Als sie dich am Kreuz
hängen sah, den sie innigst liebte, war sie mehr auf dich als auf
sich bedacht. Gleichsam sich selbst völlig vergessend hing sie geistigerweise
in der Höhe mit dir mitgekreuzigt, obwohl sie noch körperlich
unter dem Kreuz weinend stand.
Ich lobe und verherrliche
dich für dein unermesshches Leiden, worin du damals mit den Schmerzen
deiner betrübten Mutter kindlich mitfühltest. Sie erlitt in Wahrheit
alle deine Schmerzen als die eigenen, beweinte jede einzelne deiner Wunden
wie eigene und wurde so oft von neuen Qualen niedergedrückt, wie sie
mit ihren mütterlichen Augen Blut aus deinem Körper fließen
sah, oder wenn sie deine Stimme vom Kreuz aus zu sich sprechen hörte.
Ich lobe und verehre
dich für den liebevollsten Zuspruch, den du schließlich mit
einem kurzen Wort an deine betrübte Mutter gerichtet hast. Du hast
sie deinem Lieblingsjünger Johannes wie einem treuesten Beschützer
anvertraut und die Jungfrau mit dem jungfräulichen Johannes durch
das Band unlösbarer Liebe verbunden, als du sprachst: Frau, siehe,
dein Sohn! Und zu dem Jünger: Siehe, deine Mutter! (Joh 19,26f.)
Welch glückselige
Gemeinschaft und holdes Anvertrauen, das jungfräuliche Unberührtheit
vereinigte und heiligte. In diesem Wort hast du nämlich das Gefühl
liebevoller Besorgnis um die Ehre deiner Mutter gezeigt. Du schenktest
ihr die Hilfe des keuschen Jüngers und setztest ihn an deiner Stelle
gewissermaßen als zweiten Sohn ein, der an keuschen Lebenswandel
gewöhnt war und sich gewissenhaft um die alltäglichen Dinge kümmerte.

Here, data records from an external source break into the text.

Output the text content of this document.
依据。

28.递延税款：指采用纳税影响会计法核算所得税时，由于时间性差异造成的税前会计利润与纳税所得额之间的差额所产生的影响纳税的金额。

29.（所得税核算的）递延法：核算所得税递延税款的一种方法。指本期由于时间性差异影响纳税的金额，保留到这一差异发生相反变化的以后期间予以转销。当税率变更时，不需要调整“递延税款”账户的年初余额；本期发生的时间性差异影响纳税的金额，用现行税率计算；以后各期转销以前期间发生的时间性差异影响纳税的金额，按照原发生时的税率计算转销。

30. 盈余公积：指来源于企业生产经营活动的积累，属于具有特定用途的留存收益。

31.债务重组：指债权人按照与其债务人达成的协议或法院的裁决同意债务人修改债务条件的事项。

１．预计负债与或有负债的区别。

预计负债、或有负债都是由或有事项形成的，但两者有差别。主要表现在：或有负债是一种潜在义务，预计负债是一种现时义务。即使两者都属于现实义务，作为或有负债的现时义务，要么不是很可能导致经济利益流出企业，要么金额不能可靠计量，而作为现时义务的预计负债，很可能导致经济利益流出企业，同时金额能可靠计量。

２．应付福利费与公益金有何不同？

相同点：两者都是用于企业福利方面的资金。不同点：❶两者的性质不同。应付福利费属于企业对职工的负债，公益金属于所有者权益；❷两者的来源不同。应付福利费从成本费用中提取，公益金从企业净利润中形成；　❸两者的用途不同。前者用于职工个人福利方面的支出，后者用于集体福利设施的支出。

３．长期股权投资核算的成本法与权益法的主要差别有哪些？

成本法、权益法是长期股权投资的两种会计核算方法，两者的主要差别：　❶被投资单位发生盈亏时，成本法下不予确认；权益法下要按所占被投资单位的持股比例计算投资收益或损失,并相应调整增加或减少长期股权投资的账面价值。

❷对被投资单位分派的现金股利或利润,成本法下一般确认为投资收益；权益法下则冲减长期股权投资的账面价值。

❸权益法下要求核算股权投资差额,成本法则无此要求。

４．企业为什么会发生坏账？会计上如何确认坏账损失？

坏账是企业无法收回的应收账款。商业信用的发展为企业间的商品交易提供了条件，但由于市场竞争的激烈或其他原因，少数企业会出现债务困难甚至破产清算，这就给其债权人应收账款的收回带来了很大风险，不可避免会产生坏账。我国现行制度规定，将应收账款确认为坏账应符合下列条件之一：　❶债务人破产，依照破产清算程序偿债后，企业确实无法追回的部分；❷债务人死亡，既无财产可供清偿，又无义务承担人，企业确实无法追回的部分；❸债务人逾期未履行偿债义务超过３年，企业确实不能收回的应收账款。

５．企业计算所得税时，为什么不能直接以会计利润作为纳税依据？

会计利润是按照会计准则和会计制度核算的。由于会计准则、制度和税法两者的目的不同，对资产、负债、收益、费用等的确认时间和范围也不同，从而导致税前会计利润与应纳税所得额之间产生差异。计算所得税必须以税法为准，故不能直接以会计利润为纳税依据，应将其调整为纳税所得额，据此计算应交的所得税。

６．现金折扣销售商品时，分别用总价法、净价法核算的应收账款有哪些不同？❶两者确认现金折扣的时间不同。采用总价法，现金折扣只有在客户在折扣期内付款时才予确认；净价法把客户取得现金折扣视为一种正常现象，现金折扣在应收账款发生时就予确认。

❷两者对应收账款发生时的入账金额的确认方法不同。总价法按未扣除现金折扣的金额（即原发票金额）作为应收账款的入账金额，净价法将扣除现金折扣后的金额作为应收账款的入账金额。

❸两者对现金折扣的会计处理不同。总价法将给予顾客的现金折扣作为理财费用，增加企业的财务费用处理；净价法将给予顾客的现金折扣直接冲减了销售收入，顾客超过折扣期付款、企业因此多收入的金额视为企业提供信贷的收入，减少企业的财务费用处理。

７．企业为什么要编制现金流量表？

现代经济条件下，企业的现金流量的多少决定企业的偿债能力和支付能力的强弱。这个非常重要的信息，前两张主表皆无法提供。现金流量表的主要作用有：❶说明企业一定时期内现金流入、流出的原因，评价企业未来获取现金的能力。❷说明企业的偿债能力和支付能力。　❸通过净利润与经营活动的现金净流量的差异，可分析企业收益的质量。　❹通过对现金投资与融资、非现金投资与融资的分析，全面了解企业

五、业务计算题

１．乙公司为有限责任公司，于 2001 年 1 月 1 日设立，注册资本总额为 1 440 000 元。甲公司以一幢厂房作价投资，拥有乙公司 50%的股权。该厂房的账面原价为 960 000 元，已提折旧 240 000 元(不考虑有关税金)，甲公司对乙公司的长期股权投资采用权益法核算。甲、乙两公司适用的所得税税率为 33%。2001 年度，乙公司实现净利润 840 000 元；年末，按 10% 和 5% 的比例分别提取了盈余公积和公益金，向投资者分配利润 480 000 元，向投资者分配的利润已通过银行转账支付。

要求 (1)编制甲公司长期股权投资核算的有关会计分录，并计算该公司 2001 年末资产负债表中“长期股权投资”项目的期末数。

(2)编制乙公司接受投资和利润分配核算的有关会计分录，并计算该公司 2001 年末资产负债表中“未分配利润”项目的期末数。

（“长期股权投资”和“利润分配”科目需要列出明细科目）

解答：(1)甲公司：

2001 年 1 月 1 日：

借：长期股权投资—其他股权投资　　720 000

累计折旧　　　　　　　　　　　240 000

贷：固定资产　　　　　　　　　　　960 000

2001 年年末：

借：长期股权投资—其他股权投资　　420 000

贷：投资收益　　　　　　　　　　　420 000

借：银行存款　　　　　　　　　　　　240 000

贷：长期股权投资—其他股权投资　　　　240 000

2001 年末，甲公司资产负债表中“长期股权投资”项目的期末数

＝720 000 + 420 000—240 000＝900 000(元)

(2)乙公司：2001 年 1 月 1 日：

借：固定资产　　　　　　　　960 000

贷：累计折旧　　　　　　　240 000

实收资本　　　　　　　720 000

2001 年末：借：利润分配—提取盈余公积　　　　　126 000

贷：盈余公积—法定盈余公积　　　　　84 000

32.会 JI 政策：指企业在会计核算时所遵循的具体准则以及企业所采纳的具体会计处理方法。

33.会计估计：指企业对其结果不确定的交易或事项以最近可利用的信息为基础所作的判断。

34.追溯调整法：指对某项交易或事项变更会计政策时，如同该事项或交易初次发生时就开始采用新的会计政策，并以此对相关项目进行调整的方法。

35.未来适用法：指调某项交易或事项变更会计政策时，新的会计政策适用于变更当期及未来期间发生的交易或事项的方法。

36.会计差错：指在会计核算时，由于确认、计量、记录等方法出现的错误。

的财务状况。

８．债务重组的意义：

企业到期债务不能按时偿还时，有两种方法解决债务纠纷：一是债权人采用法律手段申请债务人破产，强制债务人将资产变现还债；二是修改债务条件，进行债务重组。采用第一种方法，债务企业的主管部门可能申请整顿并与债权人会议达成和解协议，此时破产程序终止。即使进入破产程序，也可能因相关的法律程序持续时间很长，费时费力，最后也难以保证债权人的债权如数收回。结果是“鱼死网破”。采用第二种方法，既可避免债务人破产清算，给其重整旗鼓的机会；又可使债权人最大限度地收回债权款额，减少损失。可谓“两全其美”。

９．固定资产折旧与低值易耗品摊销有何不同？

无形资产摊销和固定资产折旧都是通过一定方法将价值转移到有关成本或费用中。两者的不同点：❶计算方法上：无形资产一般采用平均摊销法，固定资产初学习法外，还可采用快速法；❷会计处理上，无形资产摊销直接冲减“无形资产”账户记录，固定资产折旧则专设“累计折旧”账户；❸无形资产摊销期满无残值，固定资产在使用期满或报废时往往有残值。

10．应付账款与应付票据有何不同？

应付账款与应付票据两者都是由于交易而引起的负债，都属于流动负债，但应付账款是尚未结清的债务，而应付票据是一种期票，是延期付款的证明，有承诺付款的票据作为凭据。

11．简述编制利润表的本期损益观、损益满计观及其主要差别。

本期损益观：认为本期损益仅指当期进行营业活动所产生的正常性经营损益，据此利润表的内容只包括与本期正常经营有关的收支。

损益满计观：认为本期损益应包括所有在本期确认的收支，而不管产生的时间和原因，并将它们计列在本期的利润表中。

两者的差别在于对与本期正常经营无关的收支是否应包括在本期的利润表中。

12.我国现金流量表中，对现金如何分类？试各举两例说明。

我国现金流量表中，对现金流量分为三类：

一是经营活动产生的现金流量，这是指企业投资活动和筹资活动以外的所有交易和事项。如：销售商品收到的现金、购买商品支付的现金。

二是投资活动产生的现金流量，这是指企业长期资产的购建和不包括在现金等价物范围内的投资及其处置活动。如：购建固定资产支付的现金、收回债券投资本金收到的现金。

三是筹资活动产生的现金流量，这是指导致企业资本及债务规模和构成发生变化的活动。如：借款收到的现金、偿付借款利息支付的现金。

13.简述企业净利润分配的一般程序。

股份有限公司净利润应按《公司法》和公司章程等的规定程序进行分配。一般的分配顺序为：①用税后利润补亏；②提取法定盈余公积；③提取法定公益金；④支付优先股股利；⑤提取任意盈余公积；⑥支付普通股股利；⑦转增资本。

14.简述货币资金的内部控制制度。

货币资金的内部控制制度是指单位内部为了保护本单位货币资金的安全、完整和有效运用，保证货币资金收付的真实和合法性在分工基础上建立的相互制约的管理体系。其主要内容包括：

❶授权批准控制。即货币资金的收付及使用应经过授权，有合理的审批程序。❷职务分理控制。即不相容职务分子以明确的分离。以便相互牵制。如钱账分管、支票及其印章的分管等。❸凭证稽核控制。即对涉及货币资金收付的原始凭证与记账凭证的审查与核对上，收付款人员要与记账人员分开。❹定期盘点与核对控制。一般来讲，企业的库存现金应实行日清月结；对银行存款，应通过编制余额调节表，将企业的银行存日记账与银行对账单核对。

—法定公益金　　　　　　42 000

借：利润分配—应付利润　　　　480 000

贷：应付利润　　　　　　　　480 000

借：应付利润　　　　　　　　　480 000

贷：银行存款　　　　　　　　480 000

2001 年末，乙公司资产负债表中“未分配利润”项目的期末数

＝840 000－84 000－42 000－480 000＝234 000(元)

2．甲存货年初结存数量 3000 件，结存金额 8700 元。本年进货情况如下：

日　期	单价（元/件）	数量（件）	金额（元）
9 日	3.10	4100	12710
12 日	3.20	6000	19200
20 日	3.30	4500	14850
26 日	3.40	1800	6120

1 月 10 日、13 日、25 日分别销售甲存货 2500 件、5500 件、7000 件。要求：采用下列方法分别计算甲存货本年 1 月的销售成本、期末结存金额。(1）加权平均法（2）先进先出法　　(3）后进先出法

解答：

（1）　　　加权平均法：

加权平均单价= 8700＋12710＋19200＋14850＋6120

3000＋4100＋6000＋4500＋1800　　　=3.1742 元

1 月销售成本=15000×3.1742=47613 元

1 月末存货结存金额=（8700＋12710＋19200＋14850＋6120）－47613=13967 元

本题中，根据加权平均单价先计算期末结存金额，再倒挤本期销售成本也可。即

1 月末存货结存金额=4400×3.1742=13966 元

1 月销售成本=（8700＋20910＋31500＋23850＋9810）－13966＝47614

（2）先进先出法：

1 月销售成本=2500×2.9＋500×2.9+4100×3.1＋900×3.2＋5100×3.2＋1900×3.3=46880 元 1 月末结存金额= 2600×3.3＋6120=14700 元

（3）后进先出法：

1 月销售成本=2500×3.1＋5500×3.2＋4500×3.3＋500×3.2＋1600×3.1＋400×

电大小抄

Es war billig und recht, dass deine kindliche Fürsorge so handelte,
damit die heilige Mutter und unversehrte Jungfrau nicht eines treuen Dieners
entbehrte, damit sie nicht über einen längeren Zeitraum hinweg
einsam und verlassen unter den Juden als Fremde erschien, als sie auf der
Stelle deiner süßen Gegenwart beraubt war.
Möge dir jetzt,
gütige Gottesgebärerin Maria, diese heilige Anordnung und sehr
edle Anempfehlung deines Sohnes gefallen. Nimm mit Herzlichkeit diesen
Jünger hier an, den dein Sohn Jesus für dich bestimmt hat. Hier
ist der Apostel Johannes, auserwählt in seiner Jungfräulichkeit
und der Lieblingsjünger Jesu.
Er ist liebenswürdig
im Charakter, gütig beim Reden, sittsam mit den Augen, bescheiden
in der Haltung, nüchtern beim Essen, schlicht in der Kleidung, fähig
zum
Nachgeben und bereit
zu gehorchen. Er ist auch dein sehr geliebter Jünger, deiner Wesensart
verwandt, von gutem Ruf, rein im Geist und jungfräulich im Leib, Gott
wohlgefällig und von allen geschätzt: Er ist überaus würdig,
mit dir gemeinsam zu leben, o Mutter Gottes. Ich weiß, immer hat
es dir gefallen und gefällt es dir, was deinem Sohn gefallen hat.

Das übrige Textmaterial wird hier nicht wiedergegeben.